For instant t _{3} , the slope of the tangent line to the curve v (t) is positive. With positive acceleration, the particle is actually accelerating, because at that time the velocity is also positive.

**Instantaneous Acceleration Velocity**

In the previous section, instantaneous acceleration was defined from instantaneous velocity. That is, if the velocity is known at all times, it is also possible to know the acceleration at each moment of the movement.

The reverse process is possible. In other words, the known acceleration for each instant and the instantaneous velocity can be calculated.

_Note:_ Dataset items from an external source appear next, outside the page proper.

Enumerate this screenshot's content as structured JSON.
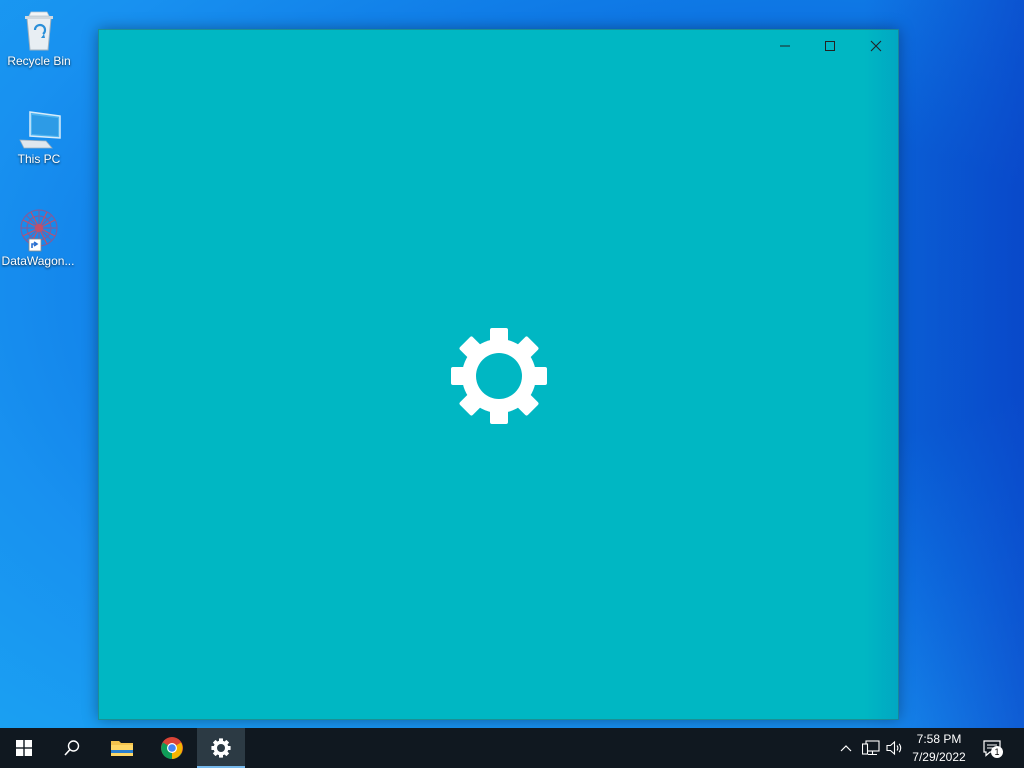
{
  "desktop": {
    "icons": [
      {
        "label": "Recycle Bin",
        "icon": "recycle-bin-icon"
      },
      {
        "label": "This PC",
        "icon": "computer-icon"
      },
      {
        "label": "DataWagon...",
        "icon": "datawagon-app-icon"
      }
    ]
  },
  "window": {
    "background_color": "#00b7c3",
    "controls": {
      "minimize": "minimize-icon",
      "maximize": "maximize-icon",
      "close": "close-icon"
    },
    "splash_icon": "gear-icon"
  },
  "taskbar": {
    "buttons": [
      {
        "name": "start",
        "icon": "windows-logo-icon"
      },
      {
        "name": "search",
        "icon": "search-icon"
      },
      {
        "name": "file-explorer",
        "icon": "folder-icon"
      },
      {
        "name": "chrome",
        "icon": "chrome-icon"
      },
      {
        "name": "settings",
        "icon": "gear-icon",
        "active": true
      }
    ],
    "tray": {
      "icons": [
        "chevron-up-icon",
        "network-icon",
        "volume-icon"
      ],
      "time": "7:58 PM",
      "date": "7/29/2022",
      "notification_count": "1"
    }
  }
}
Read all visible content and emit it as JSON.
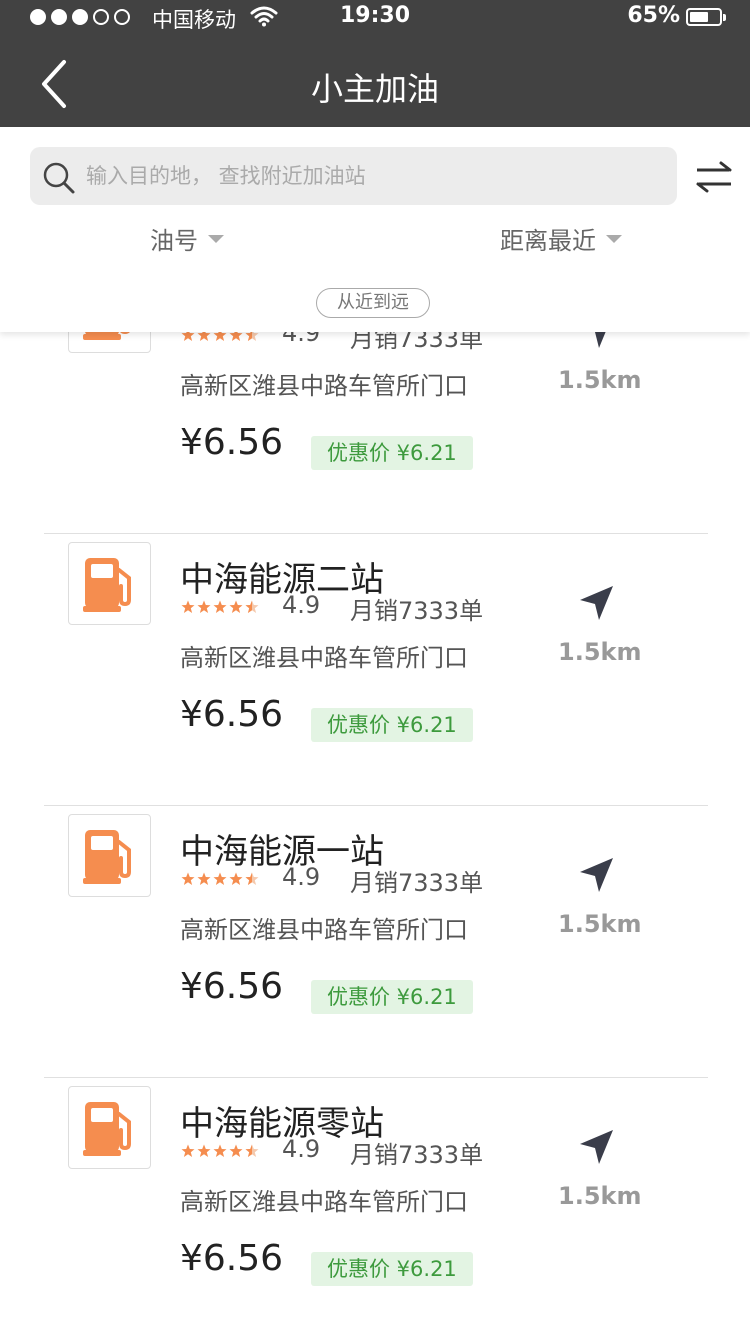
{
  "status": {
    "carrier": "中国移动",
    "time": "19:30",
    "battery": "65%",
    "battery_level": 0.65
  },
  "nav": {
    "title": "小主加油"
  },
  "search": {
    "placeholder": "输入目的地， 查找附近加油站"
  },
  "filters": {
    "fuel_label": "油号",
    "sort_label": "距离最近",
    "sort_chip": "从近到远"
  },
  "colors": {
    "accent": "#f58d4f",
    "discount_bg": "#e3f4e3",
    "discount_text": "#3d9a3d",
    "bar": "#424242"
  },
  "stations": [
    {
      "name": "",
      "rating": "4.9",
      "stars": 4.5,
      "sales": "月销7333单",
      "address": "高新区潍县中路车管所门口",
      "distance": "1.5km",
      "price": "¥6.56",
      "discount": "优惠价 ¥6.21"
    },
    {
      "name": "中海能源二站",
      "rating": "4.9",
      "stars": 4.5,
      "sales": "月销7333单",
      "address": "高新区潍县中路车管所门口",
      "distance": "1.5km",
      "price": "¥6.56",
      "discount": "优惠价 ¥6.21"
    },
    {
      "name": "中海能源一站",
      "rating": "4.9",
      "stars": 4.5,
      "sales": "月销7333单",
      "address": "高新区潍县中路车管所门口",
      "distance": "1.5km",
      "price": "¥6.56",
      "discount": "优惠价 ¥6.21"
    },
    {
      "name": "中海能源零站",
      "rating": "4.9",
      "stars": 4.5,
      "sales": "月销7333单",
      "address": "高新区潍县中路车管所门口",
      "distance": "1.5km",
      "price": "¥6.56",
      "discount": "优惠价 ¥6.21"
    }
  ]
}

If the operation that makes it possible to go from velocity to acceleration is the derivative, the opposite mathematical operation is integration.

**solved exercises**

**Exercise 1**

The acceleration of a particle moving on the X axis is a (t) = ¼ t ^{2} . Where t is measured in seconds already in m / s. Determine the acceleration and velocity of the particle at 2 s of motion, knowing that at the initial moment t = 0 was at rest.

**Response**

At 2 s, the acceleration is 1 m / s ^{2} and the velocity for instant t will be given by:

**Exercise 2**

An object moves along the X axis with a velocity in m / s, given by:

v (t) = 3 t ^{2} – 2 t, where t is measured in seconds. Determine the acceleration in moments: 0s, 1s, 3s.

**Answers**

Taking the derivative of v (t) with respect to t, the acceleration is obtained at any time:

a(t) = 6t -2

Then at (0) = -2 m / s ^{2} ; one (1) = 4 m / s ^{2} ; a (3) = 16 m / s ^{2} .

**Exercise 3**

A metal sphere is released from the top of a building. The acceleration of fall is the acceleration of gravity that can be approximated by the value 10 m / s 2 and pointing downwards. Determine the speed of the sphere 3 s after it is released.

**Response**

The acceleration of gravity intervenes in this problem. Taking the *downward* vertical direction as positive, the acceleration of the sphere is:

a (t) = 10 m / s ^{2}

And the speed will be given by:

**Exercise 4**

A metal sphere shoots upward with an initial velocity of 30 m/sec. Motion acceleration is the acceleration of gravity that can be approximated by the value 10 m / s ^{2} and pointing downwards. Determine the ball’s velocity in 2 s and 4 s after it is fired.

**Response**

The *upward* vertical direction will be considered positive *. **And* n In this case, the acceleration of motion is given by

a (t) = -10 m / s ^{2}

The speed as a function of time will be given by:

After 4 s of being fired, the velocity will be 30 – 10 ∙ 4 = -10 m / s. Which means that at 4 s the sphere descends quickly with 10 m / s.